The capital reduction will help lift Nanya’s book value to more than NT$10 per share, compared with NT$6.1 per share at the end of last year, company spokesman Pai Pei-lin (白培霖) said yesterday.
The move “will help absorb accumulated losses and improve the company’s financial structure,” Pai said.
Nanya plans to cut NT$31.18 billion (US$922 million), or two-thirds of its current NT$46.93 billion in outstanding share capital, to NT$15.75 billion.
The Taoyuan-based chipmaker accumulated NT$35.23 billion in losses last year as prices fell because of market glut in memory chips and shrinking demand.
Because there is no clear sign of a solid recovery, Nanya may report more than NT$8 billion in quarterly losses for the first three months of this year and may suffer another money-losing year this year, said Rick Hsu (徐稦成), a semiconductor analyst at Nomura Securities Co’s Taipei branch.
Nanya’s board also gave the go-ahead to a fund-raising plan that aims to sell a maximum of 4 billion new common shares in private placement and offer up to 4 billion new shares to the public, hopefully by the end of this year, Pai said.
The fundraising plan — which Pai said would gain support from its parent, Formosa Plastics Group (台塑集團) — could help Nanya raise a combined NT$66.88 billion in new capital based on the stock’s closing price of NT$8.36 per share yesterday.
The company plans to spend the proceeds on new equipment, which would help it upgrade to next-generation 50-nanometer stack technology from US technological partner Micron Technology Inc, Pai said.

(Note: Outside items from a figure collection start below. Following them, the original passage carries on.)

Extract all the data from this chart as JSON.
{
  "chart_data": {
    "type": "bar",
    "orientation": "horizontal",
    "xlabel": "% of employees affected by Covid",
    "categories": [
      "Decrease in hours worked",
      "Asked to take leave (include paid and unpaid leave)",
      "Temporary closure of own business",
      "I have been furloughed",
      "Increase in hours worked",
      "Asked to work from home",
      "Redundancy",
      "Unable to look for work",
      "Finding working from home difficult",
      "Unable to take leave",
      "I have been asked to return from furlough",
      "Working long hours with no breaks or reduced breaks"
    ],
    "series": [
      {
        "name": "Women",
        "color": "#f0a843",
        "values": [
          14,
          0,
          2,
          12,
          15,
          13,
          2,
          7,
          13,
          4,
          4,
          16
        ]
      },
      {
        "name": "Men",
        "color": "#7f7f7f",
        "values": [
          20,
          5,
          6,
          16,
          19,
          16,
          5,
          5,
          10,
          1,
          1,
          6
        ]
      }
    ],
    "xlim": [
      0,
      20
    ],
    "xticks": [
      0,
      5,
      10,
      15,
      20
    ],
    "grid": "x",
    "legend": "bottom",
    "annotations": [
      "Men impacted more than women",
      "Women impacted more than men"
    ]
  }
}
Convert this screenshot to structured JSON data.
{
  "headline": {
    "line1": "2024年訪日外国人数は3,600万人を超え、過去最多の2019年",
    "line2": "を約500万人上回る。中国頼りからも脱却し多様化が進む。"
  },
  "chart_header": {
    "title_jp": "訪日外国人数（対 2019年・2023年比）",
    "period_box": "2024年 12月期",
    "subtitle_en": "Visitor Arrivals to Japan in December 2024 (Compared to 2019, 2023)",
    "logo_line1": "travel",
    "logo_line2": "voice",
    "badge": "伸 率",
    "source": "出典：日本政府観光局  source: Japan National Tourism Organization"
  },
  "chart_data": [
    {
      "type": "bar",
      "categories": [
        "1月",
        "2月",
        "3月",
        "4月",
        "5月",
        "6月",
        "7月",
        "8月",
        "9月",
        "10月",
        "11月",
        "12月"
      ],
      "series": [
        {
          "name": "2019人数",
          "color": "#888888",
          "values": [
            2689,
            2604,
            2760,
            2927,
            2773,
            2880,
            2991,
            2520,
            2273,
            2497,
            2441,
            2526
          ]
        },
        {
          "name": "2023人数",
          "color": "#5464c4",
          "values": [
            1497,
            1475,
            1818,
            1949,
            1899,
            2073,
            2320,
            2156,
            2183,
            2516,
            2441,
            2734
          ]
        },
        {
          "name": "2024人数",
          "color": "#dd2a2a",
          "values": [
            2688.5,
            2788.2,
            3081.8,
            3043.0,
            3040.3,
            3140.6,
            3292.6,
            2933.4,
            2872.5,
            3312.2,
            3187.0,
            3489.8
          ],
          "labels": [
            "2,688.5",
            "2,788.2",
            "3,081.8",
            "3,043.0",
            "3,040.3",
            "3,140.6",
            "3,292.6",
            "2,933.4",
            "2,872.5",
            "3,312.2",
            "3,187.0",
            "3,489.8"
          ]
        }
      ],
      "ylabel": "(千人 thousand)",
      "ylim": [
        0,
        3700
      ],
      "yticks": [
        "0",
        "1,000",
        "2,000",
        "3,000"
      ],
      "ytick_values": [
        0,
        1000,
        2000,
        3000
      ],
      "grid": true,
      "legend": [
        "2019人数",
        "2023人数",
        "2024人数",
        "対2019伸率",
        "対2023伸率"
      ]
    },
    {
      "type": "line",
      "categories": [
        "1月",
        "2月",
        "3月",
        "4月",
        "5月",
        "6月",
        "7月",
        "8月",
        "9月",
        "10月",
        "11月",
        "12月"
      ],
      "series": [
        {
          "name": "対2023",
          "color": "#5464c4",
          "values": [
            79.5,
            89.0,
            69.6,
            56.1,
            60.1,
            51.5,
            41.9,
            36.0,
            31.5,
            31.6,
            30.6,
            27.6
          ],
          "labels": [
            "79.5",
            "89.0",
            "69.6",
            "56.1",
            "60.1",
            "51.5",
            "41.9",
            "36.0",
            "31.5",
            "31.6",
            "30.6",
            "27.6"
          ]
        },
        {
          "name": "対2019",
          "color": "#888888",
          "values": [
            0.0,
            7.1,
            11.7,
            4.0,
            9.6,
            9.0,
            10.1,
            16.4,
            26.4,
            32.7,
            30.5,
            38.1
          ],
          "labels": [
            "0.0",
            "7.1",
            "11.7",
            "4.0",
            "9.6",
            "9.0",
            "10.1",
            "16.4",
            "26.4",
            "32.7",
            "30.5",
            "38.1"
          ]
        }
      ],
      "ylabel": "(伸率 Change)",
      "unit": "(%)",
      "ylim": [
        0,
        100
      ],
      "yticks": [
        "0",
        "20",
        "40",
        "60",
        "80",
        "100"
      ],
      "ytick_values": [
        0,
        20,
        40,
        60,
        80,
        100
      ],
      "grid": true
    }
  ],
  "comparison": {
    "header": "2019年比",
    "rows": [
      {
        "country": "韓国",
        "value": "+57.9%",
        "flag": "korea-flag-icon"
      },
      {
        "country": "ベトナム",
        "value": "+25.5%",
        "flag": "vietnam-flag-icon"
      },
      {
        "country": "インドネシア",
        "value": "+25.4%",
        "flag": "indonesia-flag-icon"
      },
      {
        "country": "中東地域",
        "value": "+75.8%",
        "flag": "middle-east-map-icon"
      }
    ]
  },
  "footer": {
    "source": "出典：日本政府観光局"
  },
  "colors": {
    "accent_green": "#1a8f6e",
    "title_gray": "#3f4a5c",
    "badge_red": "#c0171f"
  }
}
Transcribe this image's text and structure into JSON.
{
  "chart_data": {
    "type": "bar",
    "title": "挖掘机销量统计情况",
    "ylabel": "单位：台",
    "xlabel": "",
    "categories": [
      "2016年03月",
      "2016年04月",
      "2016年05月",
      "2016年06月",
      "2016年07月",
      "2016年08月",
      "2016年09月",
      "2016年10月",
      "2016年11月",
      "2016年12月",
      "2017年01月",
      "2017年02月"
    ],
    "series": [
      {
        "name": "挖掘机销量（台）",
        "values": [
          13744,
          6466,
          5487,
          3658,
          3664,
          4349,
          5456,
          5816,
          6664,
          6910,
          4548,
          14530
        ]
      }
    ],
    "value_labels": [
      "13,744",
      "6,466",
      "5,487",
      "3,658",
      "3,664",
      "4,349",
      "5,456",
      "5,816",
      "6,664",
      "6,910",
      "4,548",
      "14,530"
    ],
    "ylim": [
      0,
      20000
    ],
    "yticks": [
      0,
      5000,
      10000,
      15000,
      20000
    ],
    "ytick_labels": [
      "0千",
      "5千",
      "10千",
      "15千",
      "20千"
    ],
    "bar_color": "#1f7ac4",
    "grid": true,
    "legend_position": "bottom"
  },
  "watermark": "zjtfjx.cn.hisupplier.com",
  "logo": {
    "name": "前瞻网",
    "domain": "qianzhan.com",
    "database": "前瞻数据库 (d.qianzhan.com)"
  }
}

This year, Nanya plans to spend less than NT$20 billion on new equipment, compared with last year’s NT$12 billion, he said.
Separately, Pai said the company plans to hike chip prices by another 10 percent during the second half of this month because drastic output cuts industry-wide have helped ease the glut in memory chips following a 5 percent to 10 percent price hike in the first half of the month.
“Demand is not as bad as we thought. And customers’ inventories have fallen drastically to approach normal levels,” Pai said. “Our customers have even started feeling supply constraint recently.”